On 11/25/24 22:03, Charlie Gibbs wrote:
Many thanks to all of you who have replied to my questions.


YW.  :-)


It seems that I've been creating trouble for myself by trying
to kludge something together from the old installation.
The only reason I tried this was the age-old problem I
have whenever I start from a fresh install: I lose all my
customizations and added packages that went into /usr, /var,
/etc, etc.  :-)  It takes a while to put all this stuff back;
for a month or so after a fresh install I'm discovering (and
re-installing) missing things.  I was hoping I could avoid
this, but it seems that the time I'm spending on my jury-rigged
"solution" more than offsets any savings I might realize.
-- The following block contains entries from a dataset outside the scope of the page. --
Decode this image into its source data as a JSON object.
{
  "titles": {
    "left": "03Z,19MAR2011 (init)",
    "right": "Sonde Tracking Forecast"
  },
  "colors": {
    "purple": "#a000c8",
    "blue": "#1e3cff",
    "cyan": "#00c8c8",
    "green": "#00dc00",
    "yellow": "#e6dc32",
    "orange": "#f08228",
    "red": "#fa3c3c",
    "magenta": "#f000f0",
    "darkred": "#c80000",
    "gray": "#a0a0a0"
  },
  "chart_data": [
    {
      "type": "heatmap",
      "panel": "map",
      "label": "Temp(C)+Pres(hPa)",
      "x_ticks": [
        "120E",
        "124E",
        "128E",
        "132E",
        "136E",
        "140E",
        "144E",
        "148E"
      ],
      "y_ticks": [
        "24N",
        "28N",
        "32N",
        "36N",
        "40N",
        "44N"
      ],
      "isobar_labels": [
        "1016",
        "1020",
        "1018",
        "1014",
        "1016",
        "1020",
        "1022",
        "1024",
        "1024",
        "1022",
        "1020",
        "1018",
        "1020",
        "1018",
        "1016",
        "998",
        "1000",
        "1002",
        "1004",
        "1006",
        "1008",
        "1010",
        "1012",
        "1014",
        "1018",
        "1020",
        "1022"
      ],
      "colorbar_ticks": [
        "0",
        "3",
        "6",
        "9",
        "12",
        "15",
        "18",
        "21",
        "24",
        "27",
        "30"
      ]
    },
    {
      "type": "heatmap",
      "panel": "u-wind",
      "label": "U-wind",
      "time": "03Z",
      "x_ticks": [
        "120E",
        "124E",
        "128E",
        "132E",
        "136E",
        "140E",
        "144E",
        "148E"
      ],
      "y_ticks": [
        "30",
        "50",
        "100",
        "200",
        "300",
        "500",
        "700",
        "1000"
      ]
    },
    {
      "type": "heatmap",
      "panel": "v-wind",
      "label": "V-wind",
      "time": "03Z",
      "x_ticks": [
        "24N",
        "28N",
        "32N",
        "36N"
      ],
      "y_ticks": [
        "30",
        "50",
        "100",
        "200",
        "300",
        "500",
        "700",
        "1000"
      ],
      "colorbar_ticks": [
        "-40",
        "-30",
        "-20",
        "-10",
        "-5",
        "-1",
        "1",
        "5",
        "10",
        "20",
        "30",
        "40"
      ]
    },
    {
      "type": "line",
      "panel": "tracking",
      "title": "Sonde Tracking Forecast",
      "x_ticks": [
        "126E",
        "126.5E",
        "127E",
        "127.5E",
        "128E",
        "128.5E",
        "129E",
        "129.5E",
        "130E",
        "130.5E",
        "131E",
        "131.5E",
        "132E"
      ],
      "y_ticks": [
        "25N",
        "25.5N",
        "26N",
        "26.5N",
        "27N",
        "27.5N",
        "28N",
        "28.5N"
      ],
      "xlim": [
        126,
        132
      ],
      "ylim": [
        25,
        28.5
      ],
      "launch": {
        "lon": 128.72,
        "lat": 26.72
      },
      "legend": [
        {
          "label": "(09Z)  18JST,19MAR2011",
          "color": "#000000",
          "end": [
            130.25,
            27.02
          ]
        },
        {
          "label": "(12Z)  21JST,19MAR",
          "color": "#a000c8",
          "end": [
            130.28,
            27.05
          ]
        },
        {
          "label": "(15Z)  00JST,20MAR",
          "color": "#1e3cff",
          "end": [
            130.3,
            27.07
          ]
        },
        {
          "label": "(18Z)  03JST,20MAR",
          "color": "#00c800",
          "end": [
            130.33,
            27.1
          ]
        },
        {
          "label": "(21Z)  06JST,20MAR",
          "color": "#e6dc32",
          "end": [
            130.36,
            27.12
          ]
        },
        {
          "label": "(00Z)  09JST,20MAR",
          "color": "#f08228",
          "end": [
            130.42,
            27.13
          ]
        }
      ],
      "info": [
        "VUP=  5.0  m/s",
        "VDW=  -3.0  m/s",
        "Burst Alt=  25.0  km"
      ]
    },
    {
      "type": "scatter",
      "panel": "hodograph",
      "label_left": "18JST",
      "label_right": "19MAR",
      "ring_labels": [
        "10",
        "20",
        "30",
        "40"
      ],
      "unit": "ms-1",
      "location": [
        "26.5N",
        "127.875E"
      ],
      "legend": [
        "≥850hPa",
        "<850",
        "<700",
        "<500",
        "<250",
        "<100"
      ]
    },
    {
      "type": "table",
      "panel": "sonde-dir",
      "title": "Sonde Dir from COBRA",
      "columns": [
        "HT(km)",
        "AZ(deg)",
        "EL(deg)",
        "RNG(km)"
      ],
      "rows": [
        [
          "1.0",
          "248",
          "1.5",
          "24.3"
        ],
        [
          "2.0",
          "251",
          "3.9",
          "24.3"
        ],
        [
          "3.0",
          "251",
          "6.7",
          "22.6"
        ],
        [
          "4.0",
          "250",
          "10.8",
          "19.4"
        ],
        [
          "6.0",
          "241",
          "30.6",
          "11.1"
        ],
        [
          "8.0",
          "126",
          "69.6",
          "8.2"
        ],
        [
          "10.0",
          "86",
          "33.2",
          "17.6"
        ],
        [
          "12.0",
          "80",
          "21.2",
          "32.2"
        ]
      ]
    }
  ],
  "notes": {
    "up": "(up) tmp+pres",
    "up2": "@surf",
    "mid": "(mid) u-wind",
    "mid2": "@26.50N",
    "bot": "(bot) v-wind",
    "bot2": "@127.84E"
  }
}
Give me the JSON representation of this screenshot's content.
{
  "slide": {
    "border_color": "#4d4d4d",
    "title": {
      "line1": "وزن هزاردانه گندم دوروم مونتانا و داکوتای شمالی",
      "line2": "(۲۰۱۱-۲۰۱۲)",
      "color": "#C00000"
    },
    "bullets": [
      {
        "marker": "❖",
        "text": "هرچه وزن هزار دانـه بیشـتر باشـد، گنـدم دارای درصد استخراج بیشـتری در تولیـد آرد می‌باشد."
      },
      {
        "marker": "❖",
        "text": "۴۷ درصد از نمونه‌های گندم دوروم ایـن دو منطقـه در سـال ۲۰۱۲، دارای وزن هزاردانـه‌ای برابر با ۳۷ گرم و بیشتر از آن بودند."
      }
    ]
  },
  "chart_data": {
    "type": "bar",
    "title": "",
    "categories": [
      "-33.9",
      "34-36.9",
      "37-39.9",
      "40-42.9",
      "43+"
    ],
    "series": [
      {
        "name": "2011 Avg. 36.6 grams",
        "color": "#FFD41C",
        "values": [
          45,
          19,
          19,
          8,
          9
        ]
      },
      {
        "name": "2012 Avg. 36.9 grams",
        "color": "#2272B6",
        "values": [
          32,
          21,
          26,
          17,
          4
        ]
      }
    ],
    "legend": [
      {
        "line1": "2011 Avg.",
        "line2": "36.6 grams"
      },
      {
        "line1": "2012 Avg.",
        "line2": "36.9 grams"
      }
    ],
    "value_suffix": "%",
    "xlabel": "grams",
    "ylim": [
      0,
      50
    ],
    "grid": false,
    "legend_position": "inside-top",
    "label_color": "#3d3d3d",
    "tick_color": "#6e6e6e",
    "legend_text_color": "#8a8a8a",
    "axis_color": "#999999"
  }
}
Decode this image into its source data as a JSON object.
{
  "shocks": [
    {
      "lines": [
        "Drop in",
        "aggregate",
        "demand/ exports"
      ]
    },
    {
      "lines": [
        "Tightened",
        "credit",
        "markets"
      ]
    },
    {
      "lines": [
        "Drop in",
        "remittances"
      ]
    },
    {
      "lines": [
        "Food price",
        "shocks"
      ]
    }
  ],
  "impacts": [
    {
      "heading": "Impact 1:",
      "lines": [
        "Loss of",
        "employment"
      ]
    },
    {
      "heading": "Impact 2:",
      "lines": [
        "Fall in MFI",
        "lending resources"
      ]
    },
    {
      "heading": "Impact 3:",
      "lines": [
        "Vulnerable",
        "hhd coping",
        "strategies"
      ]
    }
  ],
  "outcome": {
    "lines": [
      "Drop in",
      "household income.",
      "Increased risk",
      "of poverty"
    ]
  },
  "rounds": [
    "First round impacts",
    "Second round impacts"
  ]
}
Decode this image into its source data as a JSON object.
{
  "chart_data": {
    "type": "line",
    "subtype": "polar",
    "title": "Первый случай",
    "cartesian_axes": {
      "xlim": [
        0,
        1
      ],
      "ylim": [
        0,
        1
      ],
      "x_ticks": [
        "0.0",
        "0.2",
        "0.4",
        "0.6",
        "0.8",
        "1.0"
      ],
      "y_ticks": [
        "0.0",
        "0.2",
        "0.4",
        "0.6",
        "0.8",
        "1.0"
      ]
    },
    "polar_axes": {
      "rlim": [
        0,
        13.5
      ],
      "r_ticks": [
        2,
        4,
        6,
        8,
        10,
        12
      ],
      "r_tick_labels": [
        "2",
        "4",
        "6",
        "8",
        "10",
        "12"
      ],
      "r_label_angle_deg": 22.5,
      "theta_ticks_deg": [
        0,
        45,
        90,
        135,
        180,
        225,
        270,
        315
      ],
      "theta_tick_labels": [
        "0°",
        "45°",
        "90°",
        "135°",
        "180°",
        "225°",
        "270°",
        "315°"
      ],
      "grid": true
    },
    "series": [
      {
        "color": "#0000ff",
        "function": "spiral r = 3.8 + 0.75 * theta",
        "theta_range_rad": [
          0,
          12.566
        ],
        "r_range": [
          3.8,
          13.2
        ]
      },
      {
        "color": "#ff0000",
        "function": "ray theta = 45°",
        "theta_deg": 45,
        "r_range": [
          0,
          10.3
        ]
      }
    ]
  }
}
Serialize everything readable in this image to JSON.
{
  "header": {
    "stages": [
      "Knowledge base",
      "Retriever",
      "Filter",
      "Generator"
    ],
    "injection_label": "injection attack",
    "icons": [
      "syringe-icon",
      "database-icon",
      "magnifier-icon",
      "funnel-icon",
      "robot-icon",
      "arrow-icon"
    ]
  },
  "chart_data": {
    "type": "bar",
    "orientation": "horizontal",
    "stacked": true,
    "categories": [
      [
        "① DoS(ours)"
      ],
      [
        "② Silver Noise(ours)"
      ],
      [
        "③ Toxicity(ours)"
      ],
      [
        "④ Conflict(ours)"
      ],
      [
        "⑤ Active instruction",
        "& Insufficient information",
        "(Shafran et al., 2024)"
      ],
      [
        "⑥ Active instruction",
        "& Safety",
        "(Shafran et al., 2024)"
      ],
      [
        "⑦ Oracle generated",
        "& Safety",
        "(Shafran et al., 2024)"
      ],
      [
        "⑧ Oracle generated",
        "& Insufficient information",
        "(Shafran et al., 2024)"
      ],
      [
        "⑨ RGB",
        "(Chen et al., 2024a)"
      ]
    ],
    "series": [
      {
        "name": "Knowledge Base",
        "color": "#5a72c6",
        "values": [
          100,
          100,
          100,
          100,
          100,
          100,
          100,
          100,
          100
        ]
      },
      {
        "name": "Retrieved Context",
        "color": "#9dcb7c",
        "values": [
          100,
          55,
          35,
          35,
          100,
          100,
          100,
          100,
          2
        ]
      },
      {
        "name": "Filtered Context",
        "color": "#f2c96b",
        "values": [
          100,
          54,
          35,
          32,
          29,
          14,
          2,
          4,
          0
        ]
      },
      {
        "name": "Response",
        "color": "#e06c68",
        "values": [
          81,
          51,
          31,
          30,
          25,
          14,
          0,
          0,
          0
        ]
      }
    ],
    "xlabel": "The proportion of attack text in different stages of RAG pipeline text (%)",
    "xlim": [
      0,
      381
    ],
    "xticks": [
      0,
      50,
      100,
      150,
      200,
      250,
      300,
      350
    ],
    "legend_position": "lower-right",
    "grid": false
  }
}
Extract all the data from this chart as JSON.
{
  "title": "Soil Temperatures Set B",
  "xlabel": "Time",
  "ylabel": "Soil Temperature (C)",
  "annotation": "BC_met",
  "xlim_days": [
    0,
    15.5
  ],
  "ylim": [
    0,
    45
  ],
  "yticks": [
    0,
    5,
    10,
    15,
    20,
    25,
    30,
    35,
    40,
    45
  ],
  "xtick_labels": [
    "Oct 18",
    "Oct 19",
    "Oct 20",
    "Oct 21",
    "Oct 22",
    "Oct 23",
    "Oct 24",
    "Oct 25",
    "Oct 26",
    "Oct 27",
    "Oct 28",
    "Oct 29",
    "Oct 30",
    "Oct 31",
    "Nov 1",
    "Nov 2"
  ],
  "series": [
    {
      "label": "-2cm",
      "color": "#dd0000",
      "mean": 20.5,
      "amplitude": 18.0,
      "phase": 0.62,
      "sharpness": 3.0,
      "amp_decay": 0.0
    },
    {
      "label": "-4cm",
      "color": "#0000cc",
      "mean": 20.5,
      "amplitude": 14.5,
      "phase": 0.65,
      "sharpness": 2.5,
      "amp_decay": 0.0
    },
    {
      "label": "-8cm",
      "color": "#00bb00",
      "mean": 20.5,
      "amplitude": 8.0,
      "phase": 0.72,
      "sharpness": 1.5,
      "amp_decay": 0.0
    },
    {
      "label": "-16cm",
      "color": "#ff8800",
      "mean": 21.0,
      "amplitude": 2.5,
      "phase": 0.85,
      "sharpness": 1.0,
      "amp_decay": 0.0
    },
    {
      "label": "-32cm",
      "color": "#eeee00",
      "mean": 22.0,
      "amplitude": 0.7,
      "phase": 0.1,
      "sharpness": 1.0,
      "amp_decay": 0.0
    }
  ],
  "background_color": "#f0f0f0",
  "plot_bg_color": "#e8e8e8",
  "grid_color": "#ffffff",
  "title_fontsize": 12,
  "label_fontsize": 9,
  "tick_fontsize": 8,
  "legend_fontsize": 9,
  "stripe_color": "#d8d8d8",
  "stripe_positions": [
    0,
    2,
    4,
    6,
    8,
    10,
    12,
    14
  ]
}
I bit the bullet and downloaded the Debian 12.8 installer to a
thumb drive.  To be safe, I unplugged the original hard drive
to keep it out of harm's way (and to avoid any possible confusion
for the installer).  Then I deleted all the partitions I was
experimenting with on the SSD, and did a fresh install.  WOW!
Was that ever fast!  A complete install in 5 minutes or less!
And booting is also lightning-fast.

But, as I expected, all my stuff is gone.  Well, sort of.
I plugged the hard drive back in, and all my files are
there.  But there are no icons left on the desktop - no
more Portal, and none of the utilities I downloaded were
on my $PATH.

How do the rest of you deal with all the user-added stuff
that vanishes when you do a fresh install?


Similar to other readers, I use a version control system (CVS) to help me with system administration -- checking in system configuration files I modify or create, keeping a plain text log file of my notes and console sessions, keeping a plain text file containing the names of packages I have installed, checking in various shell and Perl scripts I have written over the years, checking in app configuration and data files, etc.. Then when I do a fresh install, I check out a CVS working directory for the previous incarnation of that machine, or something similar, and use those files to help me configure the new system.


AIUI the "top shelf" solution is configuration management systems, such as Puppet, Ansible, etc.. I expect they are necessities in large organization IT environments.


Are there some
tricks I can use, rather than painstakingly re-installing
all my utilities one by one?


I take images of my OS disks using dd(1) on a regular basis. So, if I finger fumble and scramble an OS instance, recovery consists of pulling the OS SSD, restoring the last image onto a spare SSD, booting, updating Debian, checking out the appropriate CVS working directories, and merging changes made since the image was taken.


I assume you can just copy
the old /home over to the new drive (although in my case
I'll be leaving the big music and video directories on the
spinning rust, to be accessed at a new mount point that I'll
add to /etc/fstab).  But that does nothing about all the
nifty utilities that were in (e.g.) /usr/bin (even though
the configuration files are probably in /home).


I treat the home tree as part of the OS instance. So, it is incorporated into my image backup/ restore process (above). My home directory contains CVS working directories and whatever files and/or directories Debian and the various apps put there.


It is up to us and/or the various app developers to figure out migration, disaster preparedness, disaster recovery, etc., for the various apps we use. I have configured Thunderbird to copy incoming mail to a spare directory on the IMAP server, I have configured Thunderbird to send a BCC of outgoing mail to a spare e-mail account, and I backup the Thunderbird profile directory daily. I use the Firefox "Sync" feature to deal with that app's configuration and data. I have put various app files into CVS projects.


For now, though, the box is sort of running.  And man, is it
a speed demon.  Once again, thanks for the assistance.